Ron Gorchov
The Last Paintings, 2017-2020
New York, 547 West 25 Street
Ron Gorchov passed away last year in Brooklyn on August 18, 2020, at the age of ninety. These paintings are the ultimate expression of his extraordinarily single-minded painterly vision. In the late 1960s, the artist invented a curved, saddle-like stretcher that creates a painting surface that is simultaneously convex and concave. The structure seems to “imbue the works with an altogether different energy, appearing as if to flex or spring away from the wall.” 1 While virtually all of the works contain the same basic elements, two abstract shapes that relate to one another within a colored field, “the distances the artist can travel within the self-imposed restrictions of his chosen format are wide and unpredictable.” 2
This structural invention is an important addition to the shaped paintings developed by a generation of postmodern artists during the late 1960s and early 1970s such as Elizabeth Murray and Ellsworth Kelly, among others. Cheim & Read inaugurated its Upper East Side venue at East 67th Street with Ron Gorchov: At the Cusp of the 80s, Paintings 1979–1983 in September 2018, which explored the artist’s expressive, lyrical works; this exhibition by contrast returns our focus to the core of the artist’s practice, which is more compositionally restrained. This exhibition is comprised of a group of intensely pigmented, vividly animated works that constitute Gorchov’s final testament.

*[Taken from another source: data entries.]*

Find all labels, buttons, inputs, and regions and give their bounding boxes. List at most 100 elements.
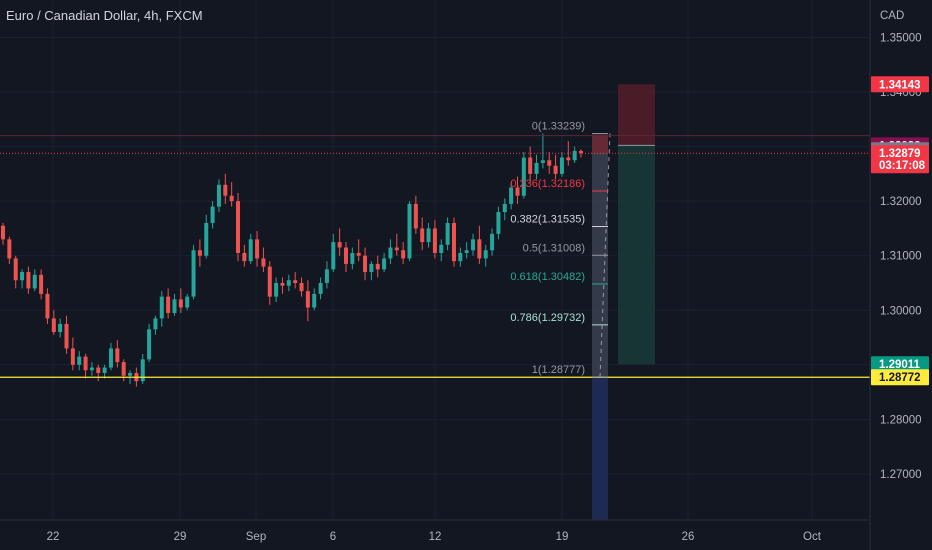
candle [1, 222, 5, 245]
candle [439, 239, 444, 262]
candle [159, 291, 164, 327]
candle [13, 255, 18, 289]
candle-body [115, 348, 120, 363]
candle [305, 280, 310, 322]
time-tick-label: 19 [556, 531, 569, 543]
candle-body [45, 293, 50, 319]
candle-body [305, 291, 310, 308]
candle-body [166, 296, 171, 313]
candle-body [534, 162, 539, 174]
candle [369, 261, 374, 281]
candle-body [242, 252, 247, 262]
horizontal-lines [0, 135, 870, 378]
candle [432, 220, 437, 259]
candle [413, 195, 418, 234]
current-price-badge-countdown: 03:17:08 [879, 160, 926, 172]
candle [267, 261, 272, 305]
candle [547, 152, 552, 174]
candle [521, 152, 526, 199]
candle-body [369, 263, 374, 273]
candle [343, 242, 348, 273]
candle-body [445, 222, 450, 245]
candle-body [248, 239, 253, 262]
price-tick-label: 1.31000 [880, 251, 922, 263]
candle [382, 252, 387, 273]
candle [261, 247, 266, 273]
candle [553, 154, 558, 180]
candle [70, 337, 75, 371]
candle-body [299, 282, 304, 292]
candle-body [401, 250, 406, 259]
candle [51, 310, 56, 335]
candle [337, 228, 342, 256]
candle [312, 288, 317, 311]
candle-body [172, 299, 177, 313]
candle [483, 244, 488, 267]
candle [375, 255, 380, 278]
candle-body [388, 247, 393, 259]
candle [388, 239, 393, 264]
candle-body [394, 247, 399, 251]
candle [420, 217, 425, 251]
candle-body [318, 282, 323, 294]
candle-body [426, 228, 431, 243]
candle-body [223, 184, 228, 196]
candle [229, 182, 234, 207]
candle-body [236, 201, 241, 253]
candle-body [1, 225, 5, 240]
candle [26, 266, 31, 294]
candle [64, 315, 69, 354]
candle [185, 293, 190, 311]
candle-body [559, 157, 564, 174]
candle [293, 272, 298, 289]
candle [83, 353, 88, 379]
support-price-badge: 1.28772 [879, 372, 921, 384]
candle [178, 288, 183, 313]
candle-body [70, 348, 75, 365]
candle [559, 152, 564, 177]
candle-body [451, 222, 456, 262]
candle-body [267, 266, 272, 297]
candle-body [121, 362, 126, 376]
candle [566, 141, 571, 166]
candle-body [89, 367, 94, 371]
candle-body [471, 239, 476, 251]
candle-body [331, 242, 336, 270]
price-tick-label: 1.28000 [880, 414, 922, 426]
price-tick-label: 1.35000 [880, 33, 922, 45]
candle-body [255, 239, 260, 259]
price-tick-label: 1.30000 [880, 305, 922, 317]
candle-body [83, 356, 88, 371]
candle [32, 269, 37, 292]
candle-body [553, 165, 558, 174]
fib-level-label: 0.236(1.32186) [510, 178, 585, 190]
candle [166, 288, 171, 319]
candle [356, 239, 361, 262]
candle-body [128, 372, 133, 376]
candle-body [337, 242, 342, 248]
long-position-target-zone [618, 84, 655, 146]
candle-body [483, 250, 488, 259]
fib-retracement[interactable]: 0(1.33239) 0.236(1.32186) 0.382(1.31535) 0.… [510, 121, 608, 378]
candle [77, 351, 82, 371]
time-tick-label: Sep [246, 531, 266, 543]
projection-bottom-zone [592, 376, 608, 520]
candle-body [490, 233, 495, 251]
candle-body [579, 150, 583, 154]
candle-body [108, 348, 113, 368]
candle [96, 364, 101, 382]
candle-body [102, 367, 107, 373]
candle [242, 244, 247, 267]
candle [191, 244, 196, 300]
candle-body [58, 323, 63, 333]
candle-body [96, 367, 101, 373]
stop-price-badge: 1.29011 [879, 359, 921, 371]
candle [255, 231, 260, 267]
candle-body [413, 203, 418, 229]
candle [331, 233, 336, 273]
candle-body [51, 318, 56, 333]
candle [579, 149, 583, 158]
candle-body [528, 157, 533, 174]
candlestick-series[interactable] [1, 133, 583, 387]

In his essay, “Lucky Painter,” Schwabsky reminds us that the shape of the painting’s support is not the only thing that individuates Gorchov’s art, and suggests that Gorchov’s acceptance of the accident lends the painting a mind of its own. “These passages are highly variegated, and serve as a record of the paint’s own adventures than the artist’s will.”

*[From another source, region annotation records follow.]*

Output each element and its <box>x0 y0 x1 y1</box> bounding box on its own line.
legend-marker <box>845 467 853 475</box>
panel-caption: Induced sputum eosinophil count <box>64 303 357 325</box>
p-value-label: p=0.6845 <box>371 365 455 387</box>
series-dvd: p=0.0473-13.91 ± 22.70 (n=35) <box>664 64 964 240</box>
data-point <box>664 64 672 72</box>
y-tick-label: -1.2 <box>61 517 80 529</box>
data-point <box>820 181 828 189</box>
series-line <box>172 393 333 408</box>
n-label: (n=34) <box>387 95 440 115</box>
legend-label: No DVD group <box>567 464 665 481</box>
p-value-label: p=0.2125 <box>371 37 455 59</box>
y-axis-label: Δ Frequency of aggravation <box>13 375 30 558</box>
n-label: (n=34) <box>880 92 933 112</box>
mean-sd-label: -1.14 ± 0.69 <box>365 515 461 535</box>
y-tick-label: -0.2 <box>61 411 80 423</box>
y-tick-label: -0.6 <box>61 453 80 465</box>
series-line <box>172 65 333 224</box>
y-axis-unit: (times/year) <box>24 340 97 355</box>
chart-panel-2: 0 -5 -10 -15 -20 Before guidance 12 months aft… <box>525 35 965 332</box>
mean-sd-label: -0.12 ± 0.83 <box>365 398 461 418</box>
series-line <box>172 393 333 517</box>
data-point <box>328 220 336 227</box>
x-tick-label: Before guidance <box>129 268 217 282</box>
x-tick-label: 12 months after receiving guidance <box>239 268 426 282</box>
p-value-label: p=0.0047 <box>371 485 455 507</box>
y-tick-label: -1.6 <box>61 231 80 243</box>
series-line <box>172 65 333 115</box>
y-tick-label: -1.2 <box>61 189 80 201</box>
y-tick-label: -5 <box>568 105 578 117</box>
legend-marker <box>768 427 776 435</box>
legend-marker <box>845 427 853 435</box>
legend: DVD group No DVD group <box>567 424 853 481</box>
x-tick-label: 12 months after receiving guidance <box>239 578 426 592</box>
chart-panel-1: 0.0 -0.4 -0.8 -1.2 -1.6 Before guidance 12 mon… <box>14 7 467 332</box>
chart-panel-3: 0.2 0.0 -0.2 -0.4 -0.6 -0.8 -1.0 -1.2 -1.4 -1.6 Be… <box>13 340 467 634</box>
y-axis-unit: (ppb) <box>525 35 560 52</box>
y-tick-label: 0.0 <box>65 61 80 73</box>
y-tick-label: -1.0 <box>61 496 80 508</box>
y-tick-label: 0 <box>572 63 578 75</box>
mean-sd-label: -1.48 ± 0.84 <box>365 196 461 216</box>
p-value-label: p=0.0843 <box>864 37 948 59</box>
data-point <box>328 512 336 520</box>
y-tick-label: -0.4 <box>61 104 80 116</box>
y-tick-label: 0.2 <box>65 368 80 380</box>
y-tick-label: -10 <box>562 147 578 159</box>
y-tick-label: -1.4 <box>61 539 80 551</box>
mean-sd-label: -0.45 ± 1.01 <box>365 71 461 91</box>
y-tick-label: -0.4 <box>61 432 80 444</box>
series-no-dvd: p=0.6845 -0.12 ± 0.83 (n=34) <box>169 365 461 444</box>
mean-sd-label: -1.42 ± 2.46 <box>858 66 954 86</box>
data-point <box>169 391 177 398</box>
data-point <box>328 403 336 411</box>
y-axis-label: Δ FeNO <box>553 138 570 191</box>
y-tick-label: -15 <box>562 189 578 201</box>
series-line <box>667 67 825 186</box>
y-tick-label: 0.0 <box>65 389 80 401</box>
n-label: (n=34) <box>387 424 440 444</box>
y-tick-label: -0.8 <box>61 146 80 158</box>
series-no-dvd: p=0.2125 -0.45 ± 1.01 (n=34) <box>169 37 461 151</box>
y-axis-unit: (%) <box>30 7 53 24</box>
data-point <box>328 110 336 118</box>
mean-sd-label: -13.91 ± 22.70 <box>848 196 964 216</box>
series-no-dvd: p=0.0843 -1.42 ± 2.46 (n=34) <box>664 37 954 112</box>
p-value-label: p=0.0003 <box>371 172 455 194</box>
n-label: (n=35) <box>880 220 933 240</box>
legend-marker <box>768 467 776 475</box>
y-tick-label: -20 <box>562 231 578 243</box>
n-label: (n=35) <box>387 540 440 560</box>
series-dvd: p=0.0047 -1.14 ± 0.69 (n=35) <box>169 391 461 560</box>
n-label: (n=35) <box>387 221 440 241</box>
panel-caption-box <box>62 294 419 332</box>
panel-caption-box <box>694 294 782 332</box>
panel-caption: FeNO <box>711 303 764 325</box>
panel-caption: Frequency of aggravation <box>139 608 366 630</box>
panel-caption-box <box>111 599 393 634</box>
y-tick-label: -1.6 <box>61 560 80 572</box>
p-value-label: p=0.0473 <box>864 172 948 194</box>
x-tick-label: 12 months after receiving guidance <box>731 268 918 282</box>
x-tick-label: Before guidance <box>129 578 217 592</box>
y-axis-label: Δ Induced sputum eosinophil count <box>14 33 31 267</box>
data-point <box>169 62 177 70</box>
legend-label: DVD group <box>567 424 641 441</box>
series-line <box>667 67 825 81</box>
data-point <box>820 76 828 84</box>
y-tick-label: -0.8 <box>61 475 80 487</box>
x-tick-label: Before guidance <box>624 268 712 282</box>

In these dazzling works, we see the cumulative joy the act of painting brought Gorchov, and together, they demonstrate his lifelong dedication to his project. Looking at the canvases he completed in the last year of his life — Mocking Bird, Sir James Jeans, and July 4 — one is reminded of Titian, whose color and brushwork attained new heights of freedom while he, like Gorchov, was in his eighties.